We’ve seen it coming for a good thirty years now with an increase in separatist
movements all over the world. Now we see whole nations and economies—the United
Kingdom with its Brexit dilemma comes to mind—brought to paralysis over
nostrums like “taking back control” and “returning power to
our—fill-in-the-blank—group, race, nation, power elite. Need I say that
shutting down the world’s most powerful government even part-way over an issue
that any way you cut it is about keeping undesirable people out (whether a real
or manufactured threat) stems from the same kind of fear ignited by rage that
we see on display in Nazareth?
What do you think got Jesus crucified? Was it the will of
God? That became the popular understanding of Jesus’ death—as if an angry God
had to be talked into forgiving and loving a clueless species called homo sapiens. But that is not the gospel
narrative, as you can see with a careful reading. No, it was precisely Jesus’
inclusion of undesirables; the open table fellowship with all and sundry; the
good news to the poor; the audacity to forgive sins; the unrestrained delivery
of free health care; the generous feeding of thousands; the willingness to call
out the hypocrisy of religious bigwigs; the flagrant breaking of religious
observances and laws, such as healing (i.e., working) on the Sabbath and
plucking grain for hungry bellies. All of that enraged the powerful hegemony of
religious leaders and political empire squeezing the life out of the poor and
driving the vulnerable into poverty and crime. It was not a fickle population
that turned on him, but rather a group of powerful people insulted by his
teaching and enraged by its implications. This incident in Nazareth truly
presages what is to come for Jesus. It is one of several accounts in the
gospels where people were ready to have his head. This time, however, filled
with Spirit, he turns and walks through the crowd who part like the waters of
the Red Sea their lynching plan foiled.
Eating with Outcasts and "Sinners" |
Jesus’ sermon today is the same as it was that Sabbath, and
as relevant. It would be a huge move forward if everyone hearing this gospel in
a host of churches today were to resolve to shift in whatever degree was
necessary to align ourselves with Jesus’ message of inclusiveness and justice.

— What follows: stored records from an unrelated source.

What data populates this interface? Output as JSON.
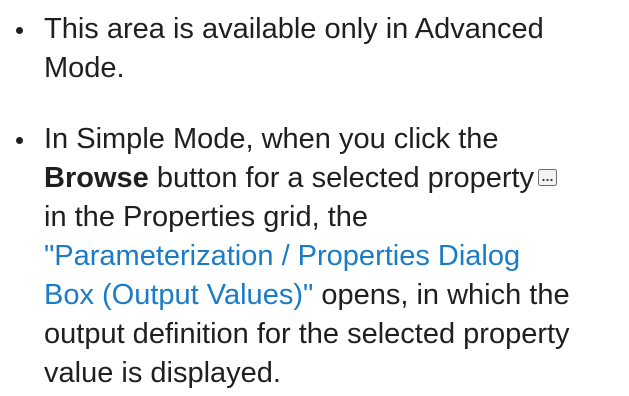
{
  "bullets": [
    {
      "lines": [
        "This area is available only in Advanced",
        "Mode."
      ]
    },
    {
      "line1": "In Simple Mode, when you click the",
      "browse_label": "Browse",
      "line2_after_bold": " button for a selected property",
      "browse_icon": "ellipsis-button-icon",
      "line3": "in the Properties grid, the",
      "link_lines": [
        "\"Parameterization / Properties Dialog",
        "Box (Output Values)\""
      ],
      "line5_after_link": " opens, in which the",
      "line6": "output definition for the selected property",
      "line7": "value is displayed."
    }
  ],
  "colors": {
    "text": "#1f1f1f",
    "link": "#1a7bc7"
  }
}
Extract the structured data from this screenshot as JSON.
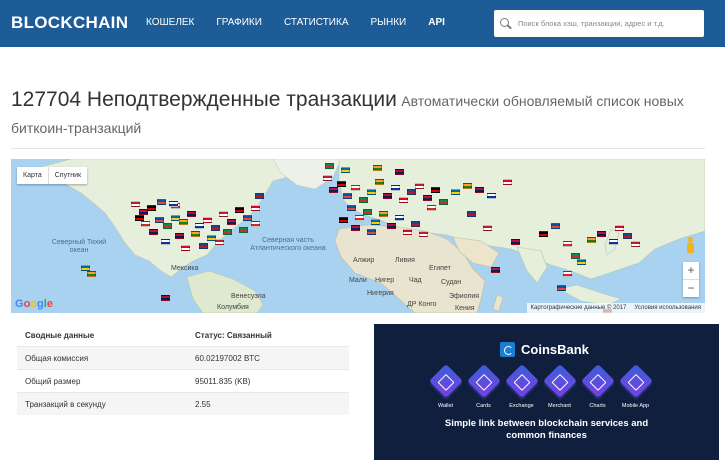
{
  "header": {
    "logo": "BLOCKCHAIN",
    "nav": [
      "КОШЕЛЕК",
      "ГРАФИКИ",
      "СТАТИСТИКА",
      "РЫНКИ",
      "API"
    ],
    "search_placeholder": "Поиск блока хэш, транзакции, адрес и т.д.",
    "colors": {
      "bar": "#1d5c96"
    }
  },
  "page": {
    "title_main": "127704 Неподтвержденные транзакции",
    "title_sub": "Автоматически обновляемый список новых биткоин-транзакций"
  },
  "map": {
    "type_buttons": [
      "Карта",
      "Спутник"
    ],
    "labels": {
      "north_pacific": "Северный Тихий океан",
      "north_atlantic": "Северная часть Атлантического океана",
      "mexico": "Мексика",
      "venezuela": "Венесуэла",
      "colombia": "Колумбия",
      "algeria": "Алжир",
      "libya": "Ливия",
      "egypt": "Египет",
      "mali": "Мали",
      "niger": "Нигер",
      "chad": "Чад",
      "sudan": "Судан",
      "nigeria": "Нигерия",
      "ethiopia": "Эфиопия",
      "dr_congo": "ДР Конго",
      "kenya": "Кения"
    },
    "footer_copyright": "Картографические данные © 2017",
    "footer_terms": "Условия использования",
    "zoom_in": "+",
    "zoom_out": "−"
  },
  "stats": {
    "header": {
      "label": "Сводные данные",
      "status": "Статус: Связанный"
    },
    "rows": [
      {
        "label": "Общая комиссия",
        "value": "60.02197002 BTC"
      },
      {
        "label": "Общий размер",
        "value": "95011.835 (KB)"
      },
      {
        "label": "Транзакций в секунду",
        "value": "2.55"
      }
    ]
  },
  "banner": {
    "brand": "CoinsBank",
    "services": [
      "Wallet",
      "Cards",
      "Exchange",
      "Merchant",
      "Charts",
      "Mobile App"
    ],
    "tagline_1": "Simple link between blockchain services and",
    "tagline_2": "common finances"
  }
}
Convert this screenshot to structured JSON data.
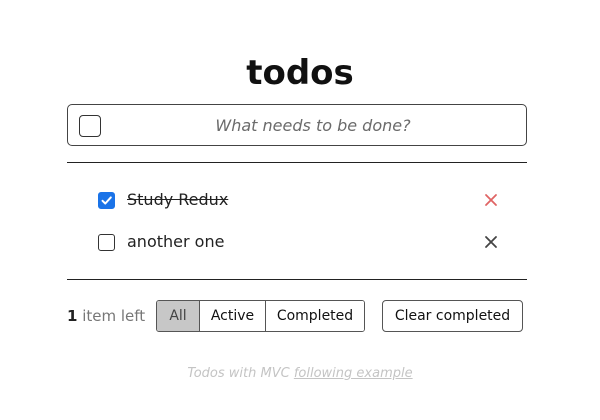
{
  "app": {
    "title": "todos"
  },
  "new_todo": {
    "placeholder": "What needs to be done?",
    "value": "",
    "toggle_all_checked": false
  },
  "todos": [
    {
      "label": "Study Redux",
      "completed": true,
      "delete_color": "#e06464"
    },
    {
      "label": "another one",
      "completed": false,
      "delete_color": "#444444"
    }
  ],
  "footer": {
    "count": "1",
    "count_suffix": "item left",
    "filters": [
      {
        "label": "All",
        "selected": true
      },
      {
        "label": "Active",
        "selected": false
      },
      {
        "label": "Completed",
        "selected": false
      }
    ],
    "clear_completed_label": "Clear completed"
  },
  "info": {
    "text": "Todos with MVC",
    "link_text": "following example"
  },
  "colors": {
    "checkbox_checked": "#1a73e8",
    "filter_selected_bg": "#c7c7c7",
    "delete_highlight": "#e06464",
    "info_text": "#c4c4c4"
  },
  "icons": {
    "delete": "close-icon",
    "check": "checkmark-icon"
  }
}
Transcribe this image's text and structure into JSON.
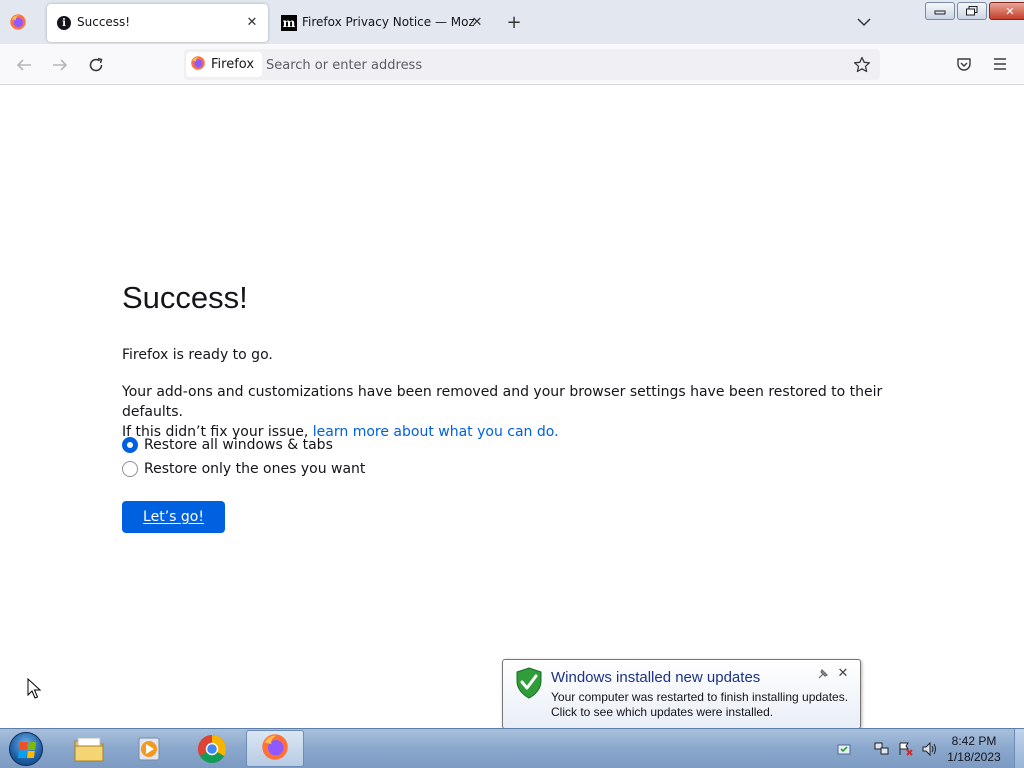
{
  "browser": {
    "tabs": [
      {
        "label": "Success!",
        "favicon": "info-icon",
        "active": true
      },
      {
        "label": "Firefox Privacy Notice — Mozilla",
        "favicon": "mozilla-icon",
        "active": false
      }
    ],
    "identity_label": "Firefox",
    "url_placeholder": "Search or enter address"
  },
  "page": {
    "heading": "Success!",
    "ready_text": "Firefox is ready to go.",
    "description": "Your add-ons and customizations have been removed and your browser settings have been restored to their defaults.",
    "help_prefix": "If this didn’t fix your issue, ",
    "help_link": "learn more about what you can do.",
    "options": [
      {
        "label": "Restore all windows & tabs",
        "checked": true
      },
      {
        "label": "Restore only the ones you want",
        "checked": false
      }
    ],
    "go_button": "Let’s go!"
  },
  "notification": {
    "title": "Windows installed new updates",
    "line1": "Your computer was restarted to finish installing updates.",
    "line2": "Click to see which updates were installed."
  },
  "taskbar": {
    "apps": [
      "explorer-icon",
      "media-player-icon",
      "chrome-icon",
      "firefox-icon"
    ],
    "active_app": "firefox-icon",
    "clock_time": "8:42 PM",
    "clock_date": "1/18/2023"
  },
  "colors": {
    "accent": "#0061e0",
    "link": "#0060df",
    "balloon_title": "#1e3287"
  }
}
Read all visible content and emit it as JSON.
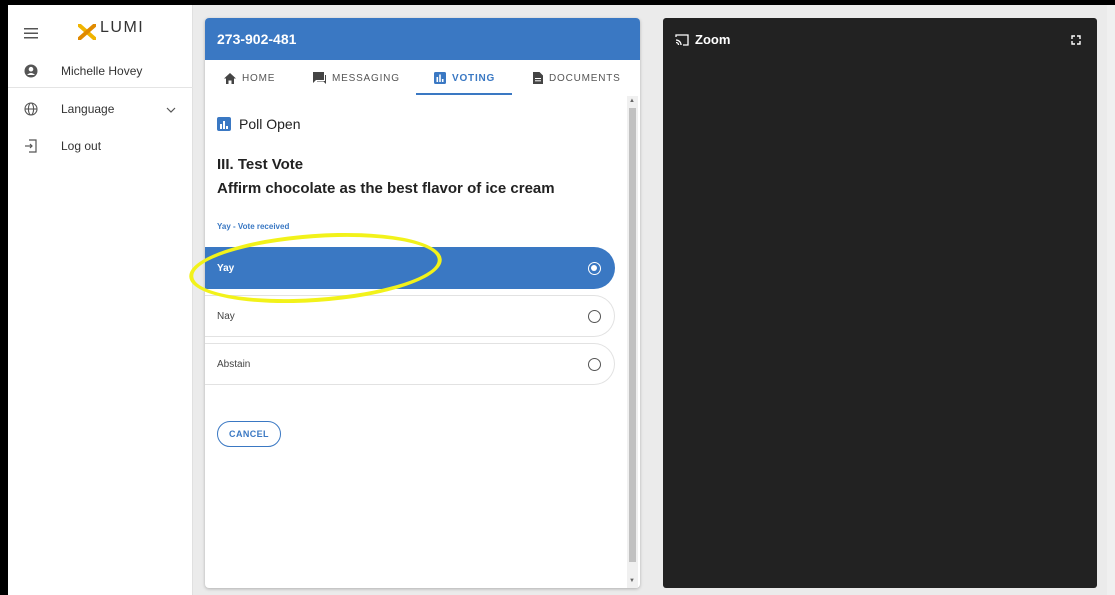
{
  "sidebar": {
    "logo": "LUMI",
    "user_name": "Michelle Hovey",
    "language_label": "Language",
    "logout_label": "Log out"
  },
  "panel": {
    "meeting_id": "273-902-481",
    "tabs": [
      {
        "label": "HOME",
        "icon": "home-icon"
      },
      {
        "label": "MESSAGING",
        "icon": "chat-icon"
      },
      {
        "label": "VOTING",
        "icon": "bar-chart-icon",
        "active": true
      },
      {
        "label": "DOCUMENTS",
        "icon": "document-icon"
      }
    ],
    "poll_status": "Poll Open",
    "resolution_number": "III. Test Vote",
    "resolution_text": "Affirm chocolate as the best flavor of ice cream",
    "vote_status": "Yay - Vote received",
    "options": [
      {
        "label": "Yay",
        "selected": true
      },
      {
        "label": "Nay",
        "selected": false
      },
      {
        "label": "Abstain",
        "selected": false
      }
    ],
    "cancel_label": "CANCEL"
  },
  "zoom": {
    "title": "Zoom"
  },
  "colors": {
    "accent": "#3a78c3",
    "highlight": "#f2f21a",
    "zoom_bg": "#222222"
  }
}
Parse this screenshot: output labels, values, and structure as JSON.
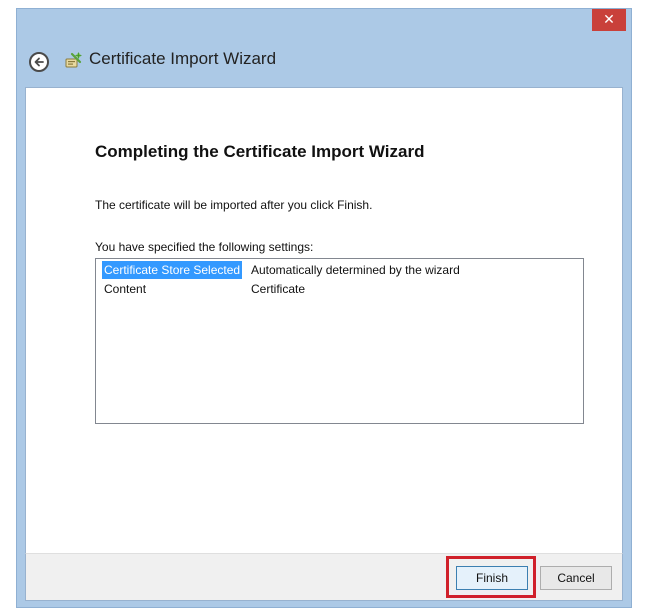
{
  "window": {
    "title": "Certificate Import Wizard",
    "close_label": "✕"
  },
  "page": {
    "heading": "Completing the Certificate Import Wizard",
    "description": "The certificate will be imported after you click Finish.",
    "settings_label": "You have specified the following settings:",
    "settings": [
      {
        "key": "Certificate Store Selected",
        "value": "Automatically determined by the wizard",
        "selected": true
      },
      {
        "key": "Content",
        "value": "Certificate",
        "selected": false
      }
    ]
  },
  "footer": {
    "finish_label": "Finish",
    "cancel_label": "Cancel"
  },
  "colors": {
    "accent_highlight": "#d0202a",
    "selection": "#3399ff",
    "close_button": "#c9403a"
  },
  "icons": {
    "back": "back-arrow-icon",
    "wizard": "certificate-wizard-icon",
    "close": "close-icon"
  }
}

But that is not enough. It is not enough because the Church today must come to
grips with our corporate complicity to stifle the message of Jesus precisely by
tamping down his call to radical welcome and his insistence on justice for the
outcast and the vulnerable. We cannot get off with a purely personal piety that
focuses on individual holiness and still claim to be followers of Jesus. Nor
can we imagine that somehow loyalty to the Church equates with loyalty to God.
Congregations have to choose between killing the messenger all over again, and
following him in the way that shares his fate as well as his glory.
What will you do? The world is waiting for your answer.
A sermon preached on Luke 4:21-30, The Fourth Sunday
after Epiphany, Year C of the Revised Common Lectionary.